一作目の良さは殺しすぎないことにあり、彼の恐ろしさはフレーム内に出現し消えることで、その存在の浮き沈みさせることで生まれる。そこにカーペンターの音楽等の見事な演出が施されて、後に絶大的な影響を与えることになる殺人鬼となっていたわけです。
本作は、その「殺しすぎない」と「音楽」の部分が非常によく、タイトに作られている印象を受ける。序盤は多少ダレているが、後半に向けて「殺さない」でただ予感を感じさせることに徹底していてるだから仕方がない。
後半だが、何よりクライマックスのローリーとの一連の流れはカメラワークが完璧であり、後半だけで傑作だと言える。ローリーとマイケルが鏡像関係にあるようなショットであったり、意趣返しともいえる2階からの突き落とし。そして何より「舐めない」姿勢があり、マイケルの入ったずた袋を乗せた車を強奪するところの勢いは凄い。明らかにリメイク版は、本作に基づいたプロットであろう。

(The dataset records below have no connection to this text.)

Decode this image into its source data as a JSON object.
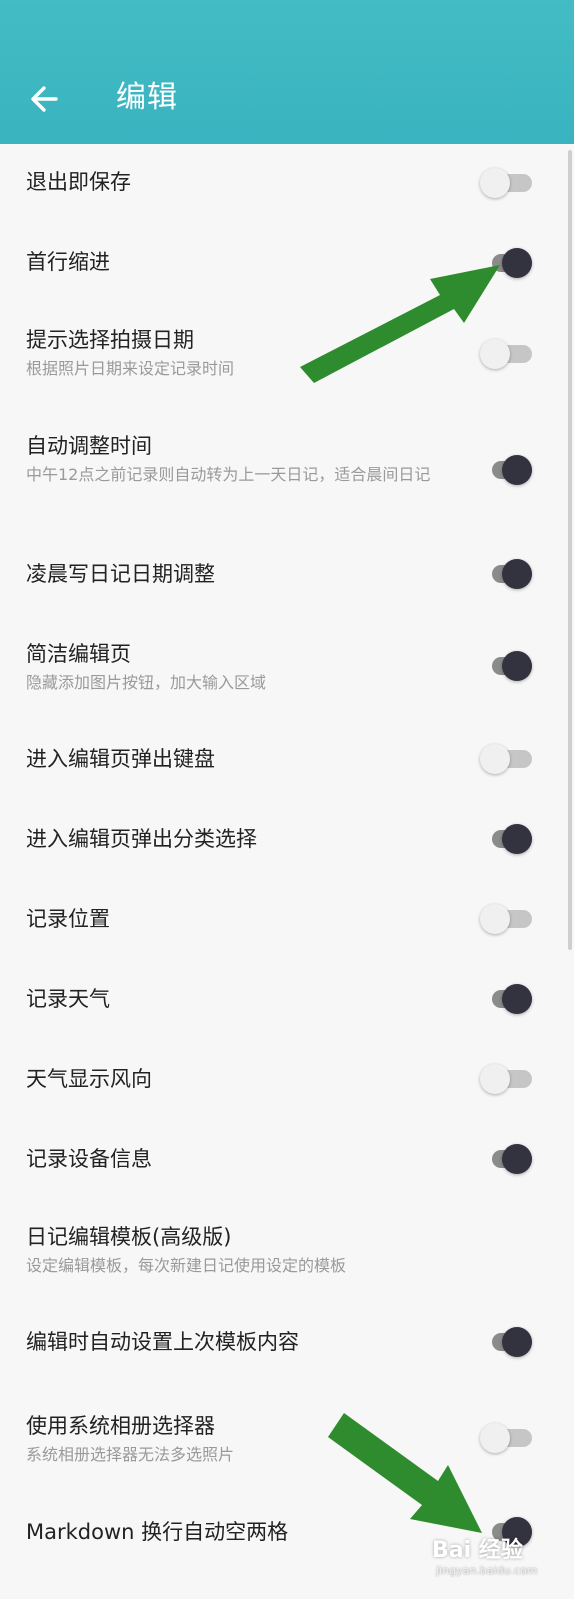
{
  "header": {
    "back_icon": "arrow-left-icon",
    "title": "编辑",
    "background": "#3cb6c1"
  },
  "settings": [
    {
      "label": "退出即保存",
      "sub": "",
      "on": false
    },
    {
      "label": "首行缩进",
      "sub": "",
      "on": true
    },
    {
      "label": "提示选择拍摄日期",
      "sub": "根据照片日期来设定记录时间",
      "on": false
    },
    {
      "label": "自动调整时间",
      "sub": "中午12点之前记录则自动转为上一天日记，适合晨间日记",
      "on": true
    },
    {
      "label": "凌晨写日记日期调整",
      "sub": "",
      "on": true
    },
    {
      "label": "简洁编辑页",
      "sub": "隐藏添加图片按钮，加大输入区域",
      "on": true
    },
    {
      "label": "进入编辑页弹出键盘",
      "sub": "",
      "on": false
    },
    {
      "label": "进入编辑页弹出分类选择",
      "sub": "",
      "on": true
    },
    {
      "label": "记录位置",
      "sub": "",
      "on": false
    },
    {
      "label": "记录天气",
      "sub": "",
      "on": true
    },
    {
      "label": "天气显示风向",
      "sub": "",
      "on": false
    },
    {
      "label": "记录设备信息",
      "sub": "",
      "on": true
    },
    {
      "label": "日记编辑模板(高级版)",
      "sub": "设定编辑模板，每次新建日记使用设定的模板",
      "on": null
    },
    {
      "label": "编辑时自动设置上次模板内容",
      "sub": "",
      "on": true
    },
    {
      "label": "使用系统相册选择器",
      "sub": "系统相册选择器无法多选照片",
      "on": false
    },
    {
      "label": "Markdown 换行自动空两格",
      "sub": "",
      "on": true
    }
  ],
  "colors": {
    "toggle_on_thumb": "#33333f",
    "toggle_off_thumb": "#f0f0f0",
    "annotation_arrow": "#2e8b2e"
  },
  "watermark": {
    "text": "Bai 经验",
    "sub": "jingyan.baidu.com"
  }
}
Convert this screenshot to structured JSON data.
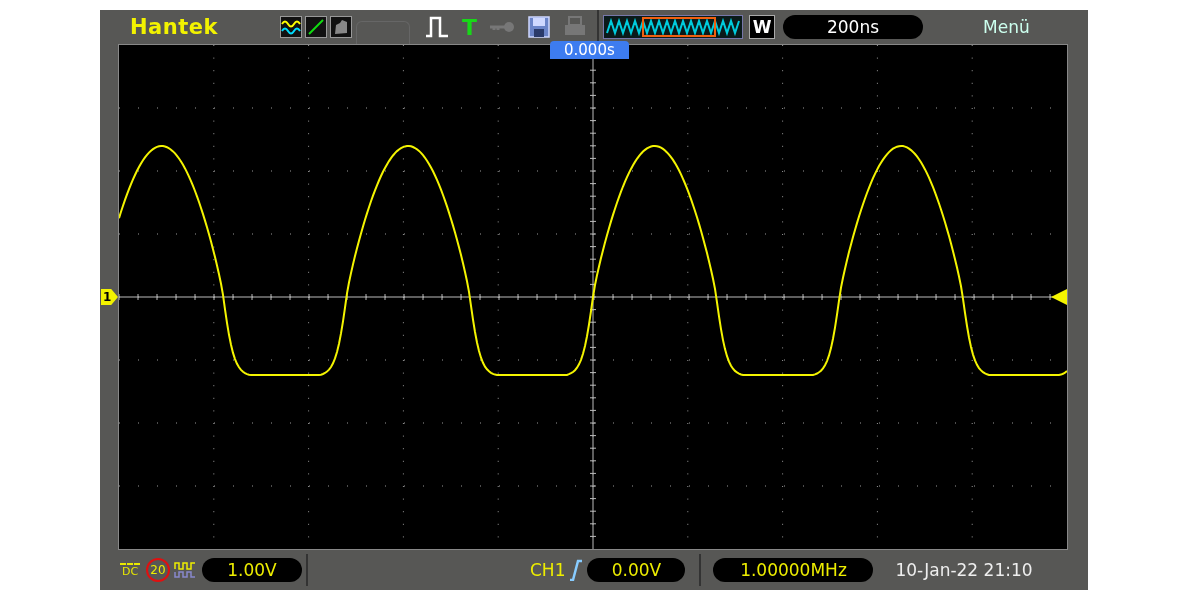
{
  "brand": "Hantek",
  "trigger_type": "T",
  "window_mode": "W",
  "timebase": "200ns",
  "menu": "Menü",
  "trigger_position": "0.000s",
  "channel_marker": "1",
  "footer": {
    "coupling": "DC",
    "bandwidth_limit": "20",
    "volts_per_div": "1.00V",
    "trigger_source": "CH1",
    "trigger_level": "0.00V",
    "frequency": "1.00000MHz",
    "datetime": "10-Jan-22 21:10"
  }
}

ローリーとマイケルの血が繋がっている設定は、個人的にはマイナスポイントで、シリーズ5作目のジェイミーとマイケルの和解?の下りはゾッとしたのだが、その点、本作のラストは素晴らしい。ある意味、血筋主義的なものを断ち切るラストだといえる。
ドア越しの対面のシーンが示唆するように、本作は兄に向き合う物語であり、その姿勢がなによりすばらしかった。
ハロウィンシリーズでまさかこんないいものが見れるとは。

マスクは相変わらずダサくなる一方だが。

余談
・ジェイミーは当初、ジョン・カーペンターに監督を依頼したが断念したらしい
・『サイコ』のジャネット・リーが"マリオン"役で登場 女性シャワー室うんぬん、『サイコ』と同じ車に乗り込む。